Aeon, of course I can speak only for myself and not for Roderick, but if he’s citing the statistic that appears in our essay (which seems likely), the figure comes from the CDC / NIJ National Violence Against Women Survey, whose results are reported on at length by Patricia Tjaden and Nancy Thoennes (2000) at http://www.ncjrs.org/pdffiles1/nij/183781.pdf. The full Methodology Report is apparently available only in print, but there is a discussion of the methodology on pp. 13-15 of the research brief at http://www.ncjrs.org/pdffiles/172837.pdf.
The report is horrible stuff; what’s more horrible is that the experiences tha I have learned about from my friends don’t even leave me with cognitive dissonance about its truth; the survey methodology is solid but I can also believe the numbers because they have been proven true in my life. Which is a horrible thing to realize.
That said, here’s a dry and abstract discussion of the figures that we know.
Section 5 of the report discusses “Intimate Partner” Violence (including a survey of the past literature), and reports that NVAWS found (p. 38, exhibit 9):
24.8% of women surveyed had suffered, at the hands of an intimate partner, rape, attempted rape, or physical assault, in their lifetime.
25.5% of women surveyed had suffered, at the hands of an intimate partner, rape, attempted rape, physical assault, or stalking, in their lifetime.
“Intimate partners” are current and former spouses, male or female cohabiting partners, boyfriends or girlfriends, and dates. (Figures elsewhere demonstrate that the overwhelming majority of the intimate partner violence against women reported in the survey is committed by male partners. Although findings of widespread violence against women in lesbian relationships would hardly be reassuring, either, from a feminist standpoint.)
“Rape” and “attempted rape” are defined quite conservatively—that is, the categories include significantly fewer activities than would be prosecutable under existing sexual assault laws. The screening questions can be found on p. 13 of the research brief.

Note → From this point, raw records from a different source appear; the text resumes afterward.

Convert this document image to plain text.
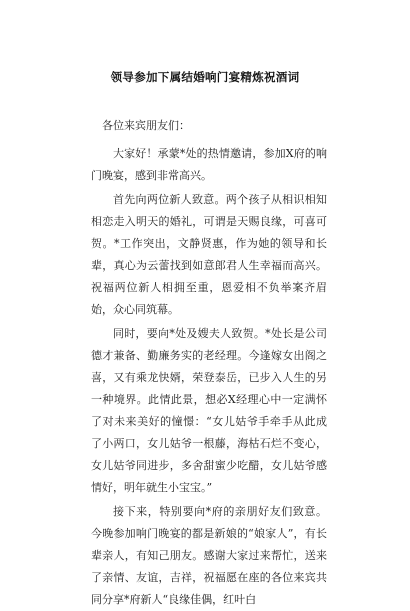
领导参加下属结婚响门宴精炼祝酒词

各位来宾朋友们：

大家好！承蒙*处的热情邀请，参加X府的响门晚宴，感到非常高兴。

首先向两位新人致意。两个孩子从相识相知相恋走入明天的婚礼，可谓是天赐良缘，可喜可贺。*工作突出，文静贤惠，作为她的领导和长辈，真心为云蕾找到如意郎君人生幸福而高兴。祝福两位新人相拥至重，恩爱相不负举案齐眉始，众心同筑幕。

同时，要向*处及嫂夫人致贺。*处长是公司德才兼备、勤廉务实的老经理。今逢嫁女出阁之喜，又有乘龙快婿，荣登泰岳，已步入人生的另一种境界。此情此景，想必X经理心中一定满怀了对未来美好的憧憬：“女儿姑爷手牵手从此成了小两口，女儿姑爷一根藤，海枯石烂不变心，女儿姑爷同进步，多舍甜蜜少吃醋，女儿姑爷感情好，明年就生小宝宝。”

接下来，特别要向*府的亲朋好友们致意。今晚参加响门晚宴的都是新娘的“娘家人”，有长辈亲人，有知己朋友。感谢大家过来帮忙，送来了亲情、友谊，吉祥，祝福愿在座的各位来宾共同分享*府新人“良缘佳偶，红叶白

Part of the reasons for the narrowness of the screening questions is, I think, to avoid the controversy around Mary Koss’s findings (controversy which I happen to think is unwarranted and which I know in some cases — Katie Roiphe’s and Christina Hoff Sommers’ attacks, for example — to be based on mischaracterizations, but which is beside the point here).
“Physical assault” was screened using the Conflict Tactics Scale, with assaults ranging from slapping or hitting to using a knife or gun. (Abuse was usually repeated: women who reported being physically assaulted by a partner in the past 12 months had been assaulted, on average, about 3-4 times that year.)
As we mention in the footnotes to the essay, a full discussion of the validity of common statistics on violence against women was beyond the scope of our essay; our effort was to make some progress on the philosophical issue of how radical feminist class analysis and libertarianism can be reconciled, and to mostly bracket the empirical question of whether the evidence and arguments commonly given to support feminist class analysis are cogent. Of course, that’s an awfully important issue, but we ran long on talk as it was, and for myself I think it’s an issue that is already thoroughly discussed in the existing feminist literature.
That said, it is an important issue for the claims made in our paper, even if it’s one we bracketed at the time, and I’d be glad to discuss it further here as you like.